Access to vascular lab testing also varies by state. Urban areas have multiple vascular labs and same-day appointments. Rural areas may require driving 50 to 100 miles to get a proper ABI and toe pressure study. If you live in a rural area and your primary care doctor has only done an office-based ABI without segmental pressures or toe pressures, the file is likely incomplete for 4.12 purposes. Get to a vascular surgery practice or a hospital-based vascular lab.

State Medicaid coverage for PAD intervention varies widely. Massachusetts MassHealth and California Medi-Cal cover the full range of vascular interventions. Other states have prior authorization hurdles and benefit caps. If you are uninsured, look for federally qualified health centers and university-affiliated vascular surgery programs.

Related deep dives

Frequently asked questions

My ABI is 0.55 but I cannot walk a block. Can I still qualify?

Not under paragraph A, which requires ABI below 0.50. Ask for an exercise ABI test (paragraph B), toe pressures (paragraph C), and a toe-brachial index (paragraph D). If none of these meet thresholds, the case shifts to residual functional capacity and medical-vocational rules.

I have diabetes and my ABI is 1.40 but my doctor says I have PAD. What do I do?

An ABI above 1.30 is non-compressible and unreliable. This is common in long-standing diabetes. The case has to pivot to toe pressures (paragraph C threshold of 30 mm Hg) or toe-brachial index (paragraph D threshold of 0.40). Toe vessels are usually still compressible even when ankle vessels are not.

Does a stent or bypass surgery hurt my claim?

Not by itself. If you still have intermittent claudication and the test numbers still meet 4.12 after the intervention, the listing is still met. The fact that you needed intervention actually strengthens the severity argument. The risk is if the intervention worked well and your post-procedure ABI is above 0.50, the listing path closes and the case shifts to RFC.

What if I had an amputation already?

Amputation moves the case to Listing 1.20, which covers amputation due to any cause. The criteria are different (amputation of both lower extremities, or amputation of one lower extremity with stump complications preventing prosthesis use, or hemipelvectomy/hip disarticulation). Many PAD amputation cases are approved under 1.20 rather than 4.12.
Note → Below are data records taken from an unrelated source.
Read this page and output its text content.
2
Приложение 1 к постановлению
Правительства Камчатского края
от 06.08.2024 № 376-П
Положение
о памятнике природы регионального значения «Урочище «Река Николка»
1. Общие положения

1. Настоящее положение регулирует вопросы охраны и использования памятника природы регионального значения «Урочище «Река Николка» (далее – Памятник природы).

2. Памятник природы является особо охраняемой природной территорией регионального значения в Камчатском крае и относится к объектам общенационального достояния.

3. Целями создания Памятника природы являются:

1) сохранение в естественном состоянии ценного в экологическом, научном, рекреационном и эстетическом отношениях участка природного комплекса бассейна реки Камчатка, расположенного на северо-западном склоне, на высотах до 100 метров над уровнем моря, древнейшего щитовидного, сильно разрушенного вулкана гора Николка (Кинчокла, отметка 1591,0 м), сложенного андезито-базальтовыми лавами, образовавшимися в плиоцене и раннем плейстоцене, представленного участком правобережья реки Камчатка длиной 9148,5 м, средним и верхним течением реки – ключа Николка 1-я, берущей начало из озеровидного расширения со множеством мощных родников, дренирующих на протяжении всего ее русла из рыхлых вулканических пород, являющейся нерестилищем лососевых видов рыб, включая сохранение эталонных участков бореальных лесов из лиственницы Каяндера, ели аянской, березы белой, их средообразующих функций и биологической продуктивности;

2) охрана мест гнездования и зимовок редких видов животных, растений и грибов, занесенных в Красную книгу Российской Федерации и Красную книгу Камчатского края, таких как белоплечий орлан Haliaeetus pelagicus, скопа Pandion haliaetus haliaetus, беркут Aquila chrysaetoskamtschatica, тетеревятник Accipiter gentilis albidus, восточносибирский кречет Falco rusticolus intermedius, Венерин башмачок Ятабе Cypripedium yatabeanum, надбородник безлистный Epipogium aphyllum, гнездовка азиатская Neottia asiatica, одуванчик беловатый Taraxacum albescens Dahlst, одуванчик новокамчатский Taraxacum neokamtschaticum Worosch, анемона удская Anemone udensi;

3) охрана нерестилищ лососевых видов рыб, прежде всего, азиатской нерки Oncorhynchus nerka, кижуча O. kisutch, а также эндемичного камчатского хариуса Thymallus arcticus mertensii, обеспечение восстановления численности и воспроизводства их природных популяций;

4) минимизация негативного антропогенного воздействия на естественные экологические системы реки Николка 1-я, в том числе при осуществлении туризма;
Will smoking history count against me?

Not in the listing analysis. SSA does not deny claims based on whether the disease was self-caused. The listing is met or not met based on objective evidence. Active smoking can affect the credibility analysis at the RFC stage if the file shows you have been advised to quit and continue, because it suggests your symptoms may be worse than they would be with cessation. Most adjudicators do not weigh this heavily.

How long do these claims take?

Initial DDS decisions take 4 to 6 months on average in 2026. Reconsideration takes another 4 to 6 months. Hearing-level wait times run 9 to 15 months depending on the hearing office. The full process from initial filing to hearing can take 18 to 30 months. If your file has clean test numbers meeting 4.12A or 4.12C, an initial approval is realistic and avoids the wait.

Do I have to be over 50 to win a PAD case?

No, but it helps. PAD itself does not have an age requirement under the listing. At any age, if the test criteria are met, the listing is met. Where age matters is the residual case, because the grid rules favor claimants 50 and over. Under 50, the case usually requires meeting the listing or proving severe non-exertional limitations.